Sudore, passione, vernice, musica, breakers si mescolano nella forma più pura e Padova, nel 2005, è stata la prima città italiana a portarlo nei confini nazionali. Tra il 24 e il 26 giugno, oltre 80 artisti hanno trasformato e ribaltato quest’area di quartiere, in lunghe sessioni che vanno dal capannone tra via Tunisi e via Ticino, gli spazi del centro sociale Pedro, vie adiacenti fino alla facciata esterna del Mappaluna su corso Tre Venezia.

jeos scritta sabe
Le ultime opere di Jeos

Tra il 2010 e il 2011, poi, gli artisti si sono ritrovati per creare la versione ultima. C’erano Joys, Boogie, Orion, Made514, Peeta, Yama, Secse, Zagor, Cruize, Sika, il già citato Axe, e c’era anche Giacomo Ceccagno, in arte Jeos. Artista multidisciplinare dall’enorme creatività, stimato e apprezzato nell’ambiente, Jeos è nato il 24 giugno 1978 a Padova e si è laureato all’accademia delle Belle Arti di Venezia nel 2007, presentando una tesi sulla sua personale ricerca tecnica e pittorica. Eclettico, ha unito nei suoi lavori pittura e scultura servendosi dell’antico metodo del bassorilievo realizzato con diversi tipi di materiali per giungere ad una sintesi tra tradizionale e contemporaneo.

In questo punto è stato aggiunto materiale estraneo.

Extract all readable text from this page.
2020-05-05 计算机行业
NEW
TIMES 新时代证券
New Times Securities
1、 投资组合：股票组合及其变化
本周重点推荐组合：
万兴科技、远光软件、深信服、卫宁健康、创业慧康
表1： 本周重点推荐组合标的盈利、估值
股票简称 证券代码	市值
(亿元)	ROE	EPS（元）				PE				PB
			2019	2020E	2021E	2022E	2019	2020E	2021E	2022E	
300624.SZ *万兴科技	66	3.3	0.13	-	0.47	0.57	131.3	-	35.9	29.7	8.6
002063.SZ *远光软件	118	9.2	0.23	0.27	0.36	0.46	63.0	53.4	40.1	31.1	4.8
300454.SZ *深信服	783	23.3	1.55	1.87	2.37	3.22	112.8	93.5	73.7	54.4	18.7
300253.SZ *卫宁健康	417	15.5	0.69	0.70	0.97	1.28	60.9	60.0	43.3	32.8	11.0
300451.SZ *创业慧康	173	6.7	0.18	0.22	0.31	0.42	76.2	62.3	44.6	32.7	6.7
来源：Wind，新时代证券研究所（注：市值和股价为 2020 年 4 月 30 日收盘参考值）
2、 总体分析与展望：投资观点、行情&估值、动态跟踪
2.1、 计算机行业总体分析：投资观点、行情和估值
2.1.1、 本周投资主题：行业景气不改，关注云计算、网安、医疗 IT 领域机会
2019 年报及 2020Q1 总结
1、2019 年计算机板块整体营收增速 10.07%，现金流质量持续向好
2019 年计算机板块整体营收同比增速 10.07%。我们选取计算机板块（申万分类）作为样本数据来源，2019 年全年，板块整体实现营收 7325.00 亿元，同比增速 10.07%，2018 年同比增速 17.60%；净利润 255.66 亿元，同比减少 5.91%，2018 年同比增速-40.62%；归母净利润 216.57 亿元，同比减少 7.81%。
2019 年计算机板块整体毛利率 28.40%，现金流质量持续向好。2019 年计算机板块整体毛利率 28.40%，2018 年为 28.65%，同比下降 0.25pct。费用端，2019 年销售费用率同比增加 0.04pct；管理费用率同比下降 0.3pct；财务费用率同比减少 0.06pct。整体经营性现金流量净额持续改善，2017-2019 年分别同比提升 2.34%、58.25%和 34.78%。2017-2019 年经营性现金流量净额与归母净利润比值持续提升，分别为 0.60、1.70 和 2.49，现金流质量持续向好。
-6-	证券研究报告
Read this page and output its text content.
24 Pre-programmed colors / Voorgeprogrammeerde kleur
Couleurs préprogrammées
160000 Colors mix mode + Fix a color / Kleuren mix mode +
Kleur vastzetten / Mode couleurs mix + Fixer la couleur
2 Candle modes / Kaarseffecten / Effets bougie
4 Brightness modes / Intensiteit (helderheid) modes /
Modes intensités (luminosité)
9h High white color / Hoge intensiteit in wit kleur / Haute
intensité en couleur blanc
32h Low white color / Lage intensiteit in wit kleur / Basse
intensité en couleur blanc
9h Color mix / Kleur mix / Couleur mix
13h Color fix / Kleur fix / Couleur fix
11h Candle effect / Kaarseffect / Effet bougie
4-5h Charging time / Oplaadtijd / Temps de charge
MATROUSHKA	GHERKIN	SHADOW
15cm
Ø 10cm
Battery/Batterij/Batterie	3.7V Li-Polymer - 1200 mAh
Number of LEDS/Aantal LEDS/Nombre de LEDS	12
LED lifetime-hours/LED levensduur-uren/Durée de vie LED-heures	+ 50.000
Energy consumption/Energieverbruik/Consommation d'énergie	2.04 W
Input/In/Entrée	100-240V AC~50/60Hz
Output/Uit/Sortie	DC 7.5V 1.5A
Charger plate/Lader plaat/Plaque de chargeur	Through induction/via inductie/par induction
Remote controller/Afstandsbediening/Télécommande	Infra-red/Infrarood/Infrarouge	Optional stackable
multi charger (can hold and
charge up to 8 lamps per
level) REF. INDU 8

E proprio sull’ambivalenza e ambiguità ha costruito la sua cifra stilistica, osservando la realtà medesima che lo circondava: le ruspe e gli escavatori dalle possenti benne si inseriscono in questo enigma, costruiscono o cancellano? Ecco appunto il “costruire distruzione”.

Ma oltre alla percezione in Giacomo si accompagnava l’idea di movimento, sempre guardando l’ambiente urbano: la metropoli fatta di spostamento di macchine e persone, ma anche di trasformazioni intrinseche e perenni, come i muri, i palazzi e ancora i cantieri, le macerie dei vecchi edifici. Movimento dunque non solo nello spazio, ma nel tempo.
Lo stesso tempo che continua a scorrere di anno in anno, di pareti scrostate e di intonaco che viene giù. Le ruspe su via Tunisi sono gli ultimi lavori di Jeos che ci ha lasciato prematuramente nel 2011. Il suo nome, realizzato con effetto tridimensionale, è visibile sul braccio meccanico in primo piano; le sue lettere, scomposte e racchiuse in bolle di perla si possono invece leggere attorno al murale di Sabe, un omaggio visibile sulla destra all’inizio della lunga facciata sempre su via Tunisi.

Per mantenere fulgide la sua arte e le sue idee, nel 2012 suo padre Antonio ha fondato l’associazione Jeos , punto di riferimento imprescindibile per la street art in Veneto. Perché se è pur vero che quest’arte ha accettato il suo essere passeggero, nel tempo e nello spazio, documentare e fotografare quello che c’è stato e che ci ha emozionato, come artisti e come osservatori, è un impegno collettivo.